Aim: Protein S (PS) is an anticoagulant factor, and its deficiency leads to increased thrombotic risk . Although PS clotting assays are well described and many commercial kits available, pitfalls are met in current laboratory practice, such as limited reagent stability (usually 4h), high variability (sometimes lot to lot for a same reagent) and possible interference from other plasma factors. A new PS clotting assay was developed to overcome those limits and facilitate current use.
Method: The diluted tested plasma (1:20) is mixed with a PS deficient « substrate » plasma. A clotting mixture containing optimized concentrations of Activated Protein C (APC), FIXa with trace amounts of F Xa, and phospholipids (R2) is then added. Following a 2 min incubation step, clotting is initiated with 0.025M Ca++, and clotting time (CT) recorded.

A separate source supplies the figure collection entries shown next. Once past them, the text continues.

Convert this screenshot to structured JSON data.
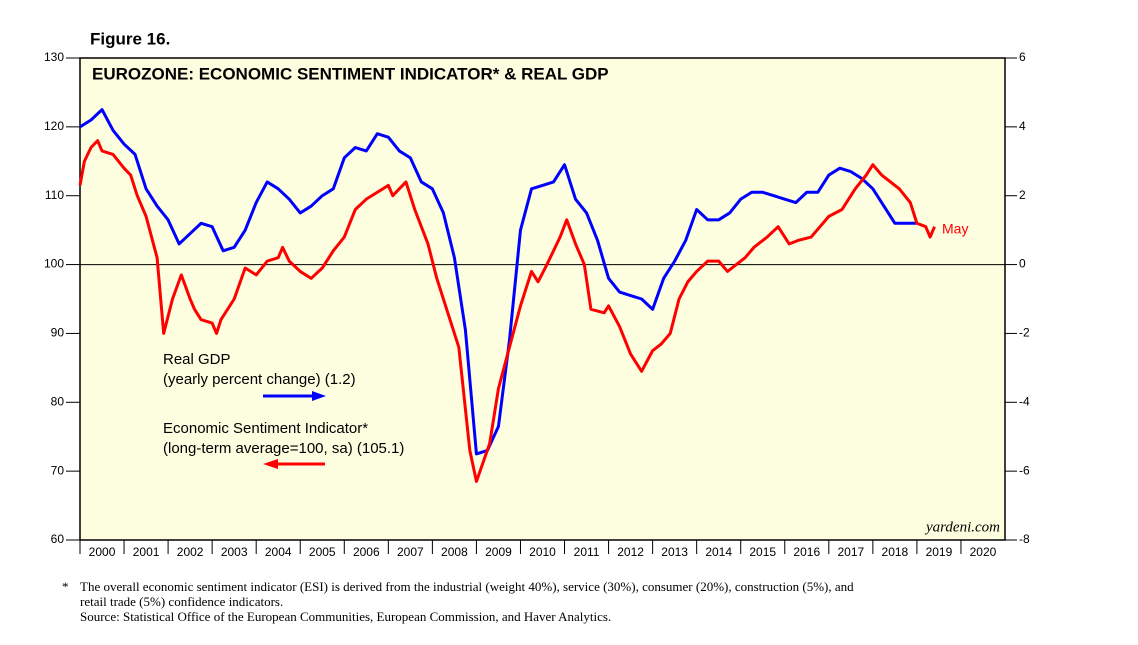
{
  "chart_data": {
    "type": "line",
    "figure_label": "Figure 16.",
    "title": "EUROZONE: ECONOMIC SENTIMENT INDICATOR* & REAL GDP",
    "annotations": [
      "Real GDP",
      "(yearly percent change) (1.2)",
      "Economic Sentiment Indicator*",
      "(long-term average=100, sa) (105.1)",
      "May"
    ],
    "source_mark": "yardeni.com",
    "footnote_marker": "*",
    "footnote": [
      "The overall economic sentiment indicator (ESI) is derived from the industrial (weight 40%), service (30%), consumer (20%), construction (5%), and",
      "retail trade (5%) confidence indicators.",
      "Source: Statistical Office of the European Communities, European Commission, and Haver Analytics."
    ],
    "xlim": [
      2000,
      2021
    ],
    "xticks": [
      {
        "value": 2000.5,
        "label": "2000"
      },
      {
        "value": 2001.5,
        "label": "2001"
      },
      {
        "value": 2002.5,
        "label": "2002"
      },
      {
        "value": 2003.5,
        "label": "2003"
      },
      {
        "value": 2004.5,
        "label": "2004"
      },
      {
        "value": 2005.5,
        "label": "2005"
      },
      {
        "value": 2006.5,
        "label": "2006"
      },
      {
        "value": 2007.5,
        "label": "2007"
      },
      {
        "value": 2008.5,
        "label": "2008"
      },
      {
        "value": 2009.5,
        "label": "2009"
      },
      {
        "value": 2010.5,
        "label": "2010"
      },
      {
        "value": 2011.5,
        "label": "2011"
      },
      {
        "value": 2012.5,
        "label": "2012"
      },
      {
        "value": 2013.5,
        "label": "2013"
      },
      {
        "value": 2014.5,
        "label": "2014"
      },
      {
        "value": 2015.5,
        "label": "2015"
      },
      {
        "value": 2016.5,
        "label": "2016"
      },
      {
        "value": 2017.5,
        "label": "2017"
      },
      {
        "value": 2018.5,
        "label": "2018"
      },
      {
        "value": 2019.5,
        "label": "2019"
      },
      {
        "value": 2020.5,
        "label": "2020"
      }
    ],
    "ylim": [
      60,
      130
    ],
    "yticks": [
      60,
      70,
      80,
      90,
      100,
      110,
      120,
      130
    ],
    "y2lim": [
      -8,
      6
    ],
    "y2ticks": [
      -8,
      -6,
      -4,
      -2,
      0,
      2,
      4,
      6
    ],
    "hline": 100,
    "background": "#fdfde0",
    "series": [
      {
        "name": "Real GDP",
        "color": "#0000ff",
        "axis": "y2",
        "x": [
          2000.0,
          2000.25,
          2000.5,
          2000.75,
          2001.0,
          2001.25,
          2001.5,
          2001.75,
          2002.0,
          2002.25,
          2002.5,
          2002.75,
          2003.0,
          2003.25,
          2003.5,
          2003.75,
          2004.0,
          2004.25,
          2004.5,
          2004.75,
          2005.0,
          2005.25,
          2005.5,
          2005.75,
          2006.0,
          2006.25,
          2006.5,
          2006.75,
          2007.0,
          2007.25,
          2007.5,
          2007.75,
          2008.0,
          2008.25,
          2008.5,
          2008.75,
          2009.0,
          2009.25,
          2009.5,
          2009.75,
          2010.0,
          2010.25,
          2010.5,
          2010.75,
          2011.0,
          2011.25,
          2011.5,
          2011.75,
          2012.0,
          2012.25,
          2012.5,
          2012.75,
          2013.0,
          2013.25,
          2013.5,
          2013.75,
          2014.0,
          2014.25,
          2014.5,
          2014.75,
          2015.0,
          2015.25,
          2015.5,
          2015.75,
          2016.0,
          2016.25,
          2016.5,
          2016.75,
          2017.0,
          2017.25,
          2017.5,
          2017.75,
          2018.0,
          2018.25,
          2018.5,
          2018.75,
          2019.0
        ],
        "values": [
          4.0,
          4.2,
          4.5,
          3.9,
          3.5,
          3.2,
          2.2,
          1.7,
          1.3,
          0.6,
          0.9,
          1.2,
          1.1,
          0.4,
          0.5,
          1.0,
          1.8,
          2.4,
          2.2,
          1.9,
          1.5,
          1.7,
          2.0,
          2.2,
          3.1,
          3.4,
          3.3,
          3.8,
          3.7,
          3.3,
          3.1,
          2.4,
          2.2,
          1.5,
          0.2,
          -1.9,
          -5.5,
          -5.4,
          -4.7,
          -2.2,
          1.0,
          2.2,
          2.3,
          2.4,
          2.9,
          1.9,
          1.5,
          0.7,
          -0.4,
          -0.8,
          -0.9,
          -1.0,
          -1.3,
          -0.4,
          0.1,
          0.7,
          1.6,
          1.3,
          1.3,
          1.5,
          1.9,
          2.1,
          2.1,
          2.0,
          1.9,
          1.8,
          2.1,
          2.1,
          2.6,
          2.8,
          2.7,
          2.5,
          2.2,
          1.7,
          1.2,
          1.2,
          1.2
        ]
      },
      {
        "name": "Economic Sentiment Indicator*",
        "color": "#ff0000",
        "axis": "y",
        "x": [
          2000.0,
          2000.1,
          2000.25,
          2000.4,
          2000.5,
          2000.75,
          2001.0,
          2001.15,
          2001.3,
          2001.5,
          2001.75,
          2001.9,
          2002.1,
          2002.3,
          2002.5,
          2002.6,
          2002.75,
          2003.0,
          2003.1,
          2003.2,
          2003.5,
          2003.75,
          2004.0,
          2004.25,
          2004.5,
          2004.6,
          2004.75,
          2005.0,
          2005.25,
          2005.5,
          2005.75,
          2006.0,
          2006.25,
          2006.5,
          2006.75,
          2007.0,
          2007.1,
          2007.4,
          2007.6,
          2007.9,
          2008.1,
          2008.35,
          2008.6,
          2008.85,
          2009.0,
          2009.3,
          2009.5,
          2009.75,
          2010.0,
          2010.25,
          2010.4,
          2010.6,
          2010.9,
          2011.05,
          2011.25,
          2011.45,
          2011.6,
          2011.9,
          2012.0,
          2012.25,
          2012.5,
          2012.75,
          2013.0,
          2013.2,
          2013.4,
          2013.6,
          2013.8,
          2014.0,
          2014.25,
          2014.5,
          2014.7,
          2014.9,
          2015.1,
          2015.3,
          2015.6,
          2015.85,
          2016.1,
          2016.3,
          2016.6,
          2016.8,
          2017.0,
          2017.3,
          2017.6,
          2017.85,
          2018.0,
          2018.2,
          2018.4,
          2018.6,
          2018.85,
          2019.0,
          2019.2,
          2019.3,
          2019.4
        ],
        "values": [
          111.5,
          115,
          117,
          118,
          116.5,
          116,
          114,
          113,
          110,
          107,
          101,
          90,
          95,
          98.5,
          95,
          93.5,
          92,
          91.5,
          90,
          92,
          95,
          99.5,
          98.5,
          100.5,
          101,
          102.5,
          100.5,
          99,
          98,
          99.5,
          102,
          104,
          108,
          109.5,
          110.5,
          111.5,
          110,
          112,
          108,
          103,
          98,
          93,
          88,
          73,
          68.5,
          74,
          82,
          88,
          94,
          99,
          97.5,
          100,
          104,
          106.5,
          103,
          100,
          93.5,
          93,
          94,
          91,
          87,
          84.5,
          87.5,
          88.5,
          90,
          95,
          97.5,
          99,
          100.5,
          100.5,
          99,
          100,
          101,
          102.5,
          104,
          105.5,
          103,
          103.5,
          104,
          105.5,
          107,
          108,
          111,
          113,
          114.5,
          113,
          112,
          111,
          109,
          106,
          105.5,
          104,
          105.5
        ]
      }
    ]
  }
}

Results: A linear dose response is obtained in the range 10-200% PS (r²>0.995). PS deficiencies and high PS concentrations are directly and accurately measured. Designed with only 2 reagents, this assay is simple and fully automatable on the main coagulation analyzers. A high stability of at least 48h at 2-8°C, 24h at RT (and possibility to freeze) makes its use easy and consistent with current laboratory practice throughout the working day. Intra and inter assay variability evaluated on STAR were of 4-8% and 7-10% on the range 40 to 130 %. Inter lots consistency was verified (r²>0.98) on N=50 normal and pathological plasmas (deficiencies of PS or other factors, thrombosis risk check up, dicumarol treatment, cirrhosis, Factor V-L…) ranging from 0 to 150%, and results well correlated with another commercial assay (r>0.94). The assay is insensitive to heparin (UFH or LMWH up to 2 IU/ml). Heparinized plasmas at usual therapeutic ranges can be tested.
Conclusions: This improved PS clotting assay is proposed as a new efficient and reliable tool for current PS testing, and could introduce an easier and safer clinical laboratory practice.